Marfeel
- Type: LLC
- Traded as: Marfeel Solutions S.L.
- Industry: Web Analytics; Data Analytics; User personalization;
- Founded: Barcelona (2011)
- Founders: Juan Margenat; Xavi Beumala;
- Headquarters: Barcelona, Spain New York City, United States
- Area served: Worldwide
- Number of employees: 100–200
- Website: marfeel.com

= Marfeel =

Marfeel is a Barcelona-based software company providing analytics and content intelligence tools founded on October 6, 2011 by Xavi Beumala and Juan Margenat. Originally developed as a mobile-first publishing and monetization platform, the company shifted to focus on content analytics and audience intelligence.

== Platform ==
Marfeel is a software platform that provides digital publishers with tools for content analytics, AI-based editorial workflow automation, content distribution, and audience engagement features.

==History==
Marfeel was established in 2011 in Barcelona by Xavi Beumala, and Juan Margenat; Beumala was an Adobe employee, while Margenat was a civil engineer and entrepreneur in Barcelona. Shortly after its establishment, Marfeel participated in The TechCrunch Barcelona Meetup, where it won the competition. Prior to requesting its first funding, the company was accepted in two startup accelerators: Wayra, Telefónica's's accelerator and SeedRocket. The company's concept originated from Beumala's observation that many websites offered inefficient mobile versions of their desktop counterparts.

Marfeel raised $2 million in 2013, in a Series A round. The round was led by Nauta Capital, with Elaia Partners, BDMI, and Wayra also investing. After announcing a 300% growth in 2015, Marfeel was listed in The Next Web's European Tech5 in March 2015. In January 2015, Marfeel became a certified Google partner, becoming Spain's first Google recommended mobile vendor. The company initiated a Series B funding round in late 2015, receiving a sum of $3.5 million. Marfeel aimed at using the funding to open an office in New York, expand its business the United States, and improve its technology.

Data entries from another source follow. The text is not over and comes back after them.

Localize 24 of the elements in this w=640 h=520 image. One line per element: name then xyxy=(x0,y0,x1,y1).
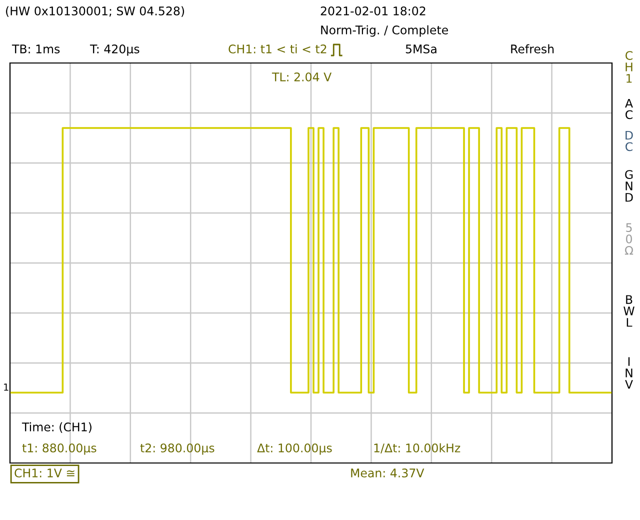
text: T: 420µs xyxy=(90,44,140,56)
text: DC xyxy=(626,130,633,152)
text: 1 xyxy=(4,384,8,391)
text: (HW 0x10130001; SW 04.528) xyxy=(6,6,184,17)
text: CH1: t1 < ti < t2 xyxy=(228,44,326,54)
text: 2021-02-01 18:02 xyxy=(320,6,426,16)
text: TB: 1ms xyxy=(12,44,60,54)
text: GND xyxy=(625,170,633,202)
text: 50Ω xyxy=(624,223,634,255)
annotation: t2: 980.00µs xyxy=(140,443,214,455)
text: TL: 2.04 V xyxy=(272,72,332,82)
annotation: Time: (CH1) xyxy=(22,422,92,433)
text: Refresh xyxy=(511,44,554,54)
annotation: 1/Δt: 10.00kHz xyxy=(374,443,460,454)
text: CH1: 1V ≅ xyxy=(14,468,74,478)
text: AC xyxy=(625,98,633,120)
text: INV xyxy=(625,357,633,389)
annotation: t1: 880.00µs xyxy=(22,443,96,455)
text: CH1 xyxy=(626,51,632,83)
text: Mean: 4.37V xyxy=(351,468,424,478)
text: 5MSa xyxy=(406,44,436,54)
text: Norm-Trig. / Complete xyxy=(321,25,448,37)
text: BWL xyxy=(624,295,634,327)
annotation: Δt: 100.00µs xyxy=(257,443,332,455)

In April 2016, TechCrunch announced Marfeel's full support for Facebook's newly-launched Instant Articles, providing a mobile publishing format that enables news publishers to distribute articles to Facebook's app.

During the COVID-19 pandemic, the company undertook a strategic repositioning, shifting its focus from mobile publishing and advertising technology toward content analytics and publishing intelligence for digital media organizations. This transition marked a significant change in the company's product direction, moving from a platform primarily serving mobile monetization needs to one providing data analytics and editorial decision-support tools for newsrooms.